所以现在我一直试图从具有自动分类框模板的页面读取这些属性。我能想到的唯一的其他方向是不使用 API 并只解析实际页面的 html。这对于某些属性来说是可行的,但其他属性则非常难以解析。
This is a question that is a bit hard to follow but I will do my best explaining it. First, let me present an example page:
http://en.wikipedia.org/wiki/African_bush_elephant
That's a wikipedia page, a specie page in particular since it has the 'taxobox' to the right. I'm trying to parse the attributes in that taxobox using PHP. There's two ways in Wikipedia to create such a taxobox: manually, or by using the special "auto taxobox" template.
I can parse the manual one. I use Wikipedia's API to return the page's content in json format, next I use some regular expressions to get those properties.
In the case of an auto taxobox, however, the content returned is like this:
> {{automatic taxobox | name = African Bush Elephant<ref
> name=MSW3>{{MSW3 Proboscidea | id = 11500009 | page =
> 91}}</ref> | status = VU | status_system = iucn3.1 | status_ref
> = <ref name=IUCN>{{IUCN2010|assessors=Blanc, J.|year=2008|version=2010.1|id=12392|title=Loxodonta
> africana|downloaded=04 April 2010}}</ref> | trend = unknown |
> image = African Bush Elephant.jpg | taxon = Loxodonta africana |
> synonyms = ''Loxodonta africana africana'' | binomial = ''Loxodonta
> africana'' | binomial_authority = ([[Johann Friedrich
> Blumenbach|Blumenbach]], 1797) }}
If you'd compare this with the actual page as you would see it on Wikipedia, you'll notice several attributes are missing. For example, the property "Kingdom" is visible on the real page but not returned here. There's more properties missing like that.

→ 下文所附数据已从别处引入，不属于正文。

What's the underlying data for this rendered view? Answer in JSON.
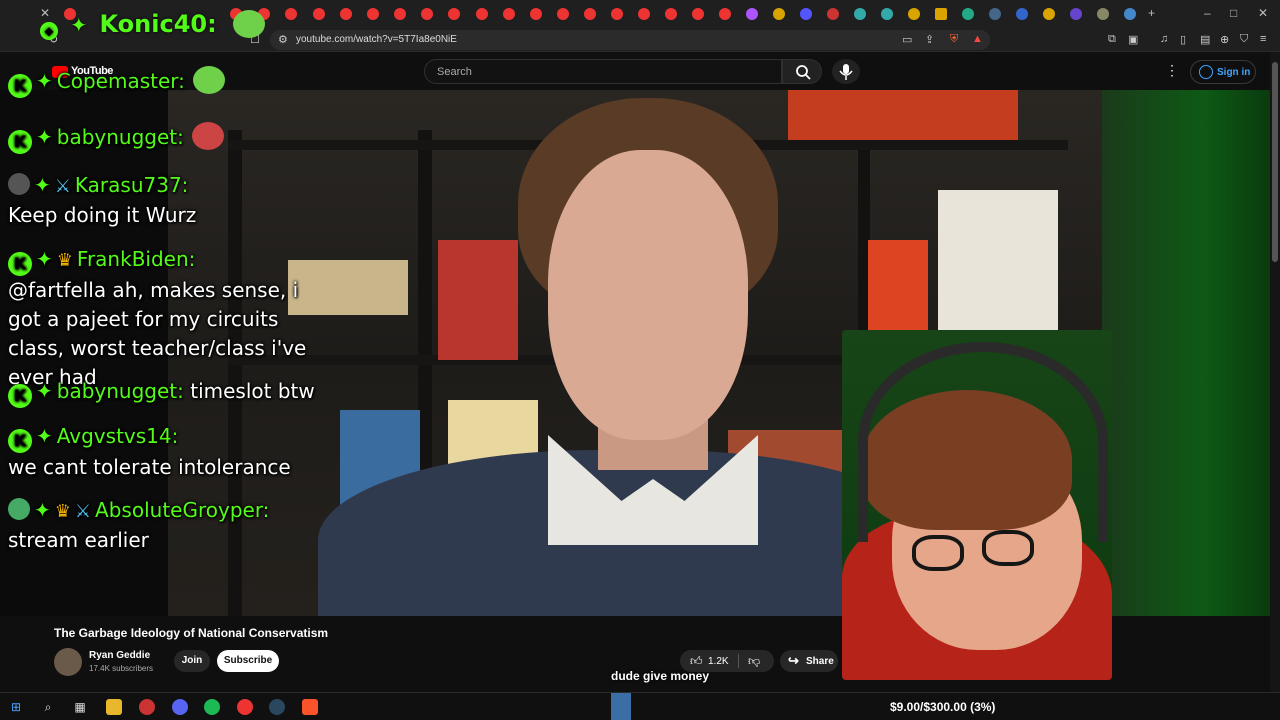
{
  "browser": {
    "url": "youtube.com/watch?v=5T7Ia8e0NiE"
  },
  "youtube": {
    "logo_text": "YouTube",
    "search_placeholder": "Search",
    "signin_label": "Sign in"
  },
  "chat": {
    "top_user": "Konic40:",
    "messages": [
      {
        "user": "Copemaster:",
        "text": ""
      },
      {
        "user": "babynugget:",
        "text": ""
      },
      {
        "user": "Karasu737:",
        "text": "Keep doing it Wurz"
      },
      {
        "user": "FrankBiden:",
        "text": "@fartfella ah, makes sense, i got a pajeet for my circuits class, worst teacher/class i've ever had"
      },
      {
        "user": "babynugget:",
        "text": "timeslot btw"
      },
      {
        "user": "Avgvstvs14:",
        "text": "we cant tolerate intolerance"
      },
      {
        "user": "AbsoluteGroyper:",
        "text": "stream earlier"
      }
    ]
  },
  "video": {
    "title": "The Garbage Ideology of National Conservatism",
    "channel_name": "Ryan Geddie",
    "subscribers": "17.4K subscribers",
    "join_label": "Join",
    "subscribe_label": "Subscribe",
    "like_count": "1.2K",
    "share_label": "Share"
  },
  "overlay": {
    "caption": "dude give money",
    "donation_goal": "$9.00/$300.00 (3%)",
    "donation_fraction": 0.03
  },
  "colors": {
    "kick_green": "#53fc18",
    "yt_red": "#ff0000",
    "link_blue": "#3ea6ff"
  }
}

This is like due to the template needing Wikipedia's server side command to transform the template into actual output. I learned that the API has an "expandtemplates" action, which you can send a snippet like the one above, and you'll get the results returned as the user would see it. I'm using this for several templates and it works, but unfortunately not for the auto taxobox template. Click this link to see what expandtemplates returns:
complete link
As you can see, the template doesn't actually expand. Instead, it shows more templates, nested and repeated several times.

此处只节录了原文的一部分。